= Glenn R. Jones =

Glenn R. Jones (March 2, 1930 – July 7, 2015) was a cable news executive from Colorado. Jones went to Allegheny College and served in the United States Navy, before receiving a law degree from the University of Colorado in 1961. Jones ran as a Republican for Colorado's 1st congressional district in 1964 but was defeated by incumbent Democrat Byron G. Rogers with a 67.52%–31.90% margin. Beginning in 1967, he grew a small cable television empire, becoming, at one point, the tenth largest provider in the nation, with his company Jones/NCTI, Inc. His main innovations were using television to educate, first in 1987 with Mind Extension University, later renamed Knowledge TV, followed in 1993 with the internet's first accredited online college, Jones International University (JIU). The for-profit college was put on notice by its accreditor in 2011, and closed in 2015, the year of Jones' death. A teach-out agreement was made whereby JIU students transferred to Trident University International to complete their degrees; additionally, Trident named its business school the Glenn R. Jones College of Business.

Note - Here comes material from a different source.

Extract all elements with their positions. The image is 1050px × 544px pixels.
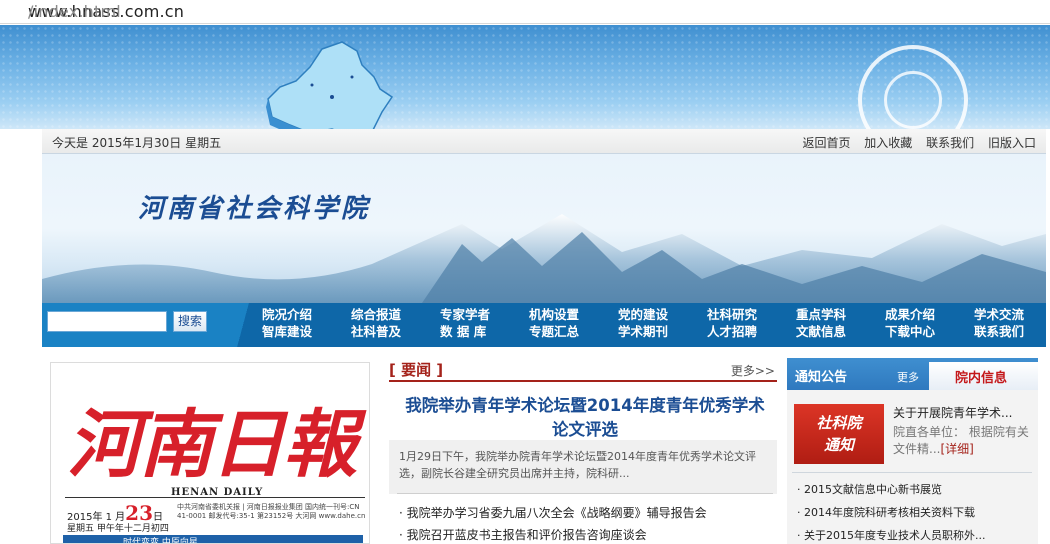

Jones' interest in digital access to information led to his work in helping create both the United States' National Digital Library Program, and the World Digital Library, run by the Library of Congress and UNESCO. In 2015, before the program was disbanded, Jones was honored as a Library of Congress Living Legend. Previously Jones held a further connection to the Library as a member of the James Madison Council.